The Pentagon Federal Credit Union notified the New Hampshire Attorney General of the breach, and said names, addresses, social security numbers, bank and credit card information of its members were compromised, said Paul Roberts, editor of Kaspersky Lab’s ThreatPost.com site. New Hampshire law requires that all companies report all breaches that involve its residents. Massachusetts has a similar law.
At this point, the full extent of the breach is not known, but so far 514 New Hampshire residents have been affected. It’s hard to determine the magnitude, based on just one state. As Roberts pointed out, a data breach of the tour company Twin America affected around 300 New Hampshire residents but 100,000 people nationally.
The credit union discovered on Dec. 12 that someone had hacked a laptop on its network. Along with the personal information, the malware allowed attackers to see information relating to former members, joint account holders and beneficiaries. That vulnerability has been closed and steps have been taken to prevent a similar breach, according to Roberts.

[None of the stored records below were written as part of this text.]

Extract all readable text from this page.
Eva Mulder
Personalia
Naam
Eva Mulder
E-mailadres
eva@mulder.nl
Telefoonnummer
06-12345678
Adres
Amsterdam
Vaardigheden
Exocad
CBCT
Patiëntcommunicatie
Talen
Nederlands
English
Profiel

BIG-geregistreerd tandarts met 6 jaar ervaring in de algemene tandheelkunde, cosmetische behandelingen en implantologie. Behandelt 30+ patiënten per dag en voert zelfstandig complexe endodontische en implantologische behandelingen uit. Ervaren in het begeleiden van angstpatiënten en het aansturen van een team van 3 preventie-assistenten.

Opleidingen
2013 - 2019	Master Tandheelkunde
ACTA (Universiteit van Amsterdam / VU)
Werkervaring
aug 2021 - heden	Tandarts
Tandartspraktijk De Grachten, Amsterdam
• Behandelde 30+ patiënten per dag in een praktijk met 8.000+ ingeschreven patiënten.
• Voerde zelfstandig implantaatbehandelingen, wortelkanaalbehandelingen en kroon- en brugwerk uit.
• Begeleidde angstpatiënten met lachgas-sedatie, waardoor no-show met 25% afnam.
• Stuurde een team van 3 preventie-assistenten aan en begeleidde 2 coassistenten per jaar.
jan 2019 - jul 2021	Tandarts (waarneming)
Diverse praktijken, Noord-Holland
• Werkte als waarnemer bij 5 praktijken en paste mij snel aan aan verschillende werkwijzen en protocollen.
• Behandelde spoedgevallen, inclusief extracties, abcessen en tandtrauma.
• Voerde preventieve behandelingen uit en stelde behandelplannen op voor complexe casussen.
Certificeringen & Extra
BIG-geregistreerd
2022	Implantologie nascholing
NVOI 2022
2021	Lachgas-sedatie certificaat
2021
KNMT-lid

“We have no indication that your information has been misused,” Roderick Mitchell, PenFed’s executive vice president of operations, wrote in a letter mailed to customers. No PINs or passwords were accessed, Mitchell wrote. Even so, PenFed has already re-issued all credit and debit cards to members whose account information was affected.
The Identity Theft Resource Center reported that data breaches in general rose 33 percent in 2010 from the previous year. A separate report from the Department of Defense found that identity theft targeting government employees and classified networks may be on the rise because it was a “low cost high gain” method to obtain sensitive or classified technology and information. Targeted “phishing e-mail messages” were among the cyber-tools being used, the report said.
PenFed serves members in the Air Force, Army, Coast Guard, Department of Homeland Security, Department of Defense, and the Veterans of Foreign Wars. With about $15 billion in assets and nearly a million members, PenFed is not just for savings, as it offers mortgages and loans and issues its own credit cards.
This isn’t the first time PenFed has been targeted. The credit union posted an alert on its Website notifying users that a person who was calling members to say their mortgages were being sold and requesting personal information was fraudulently masquerading as a PenFed underwriter.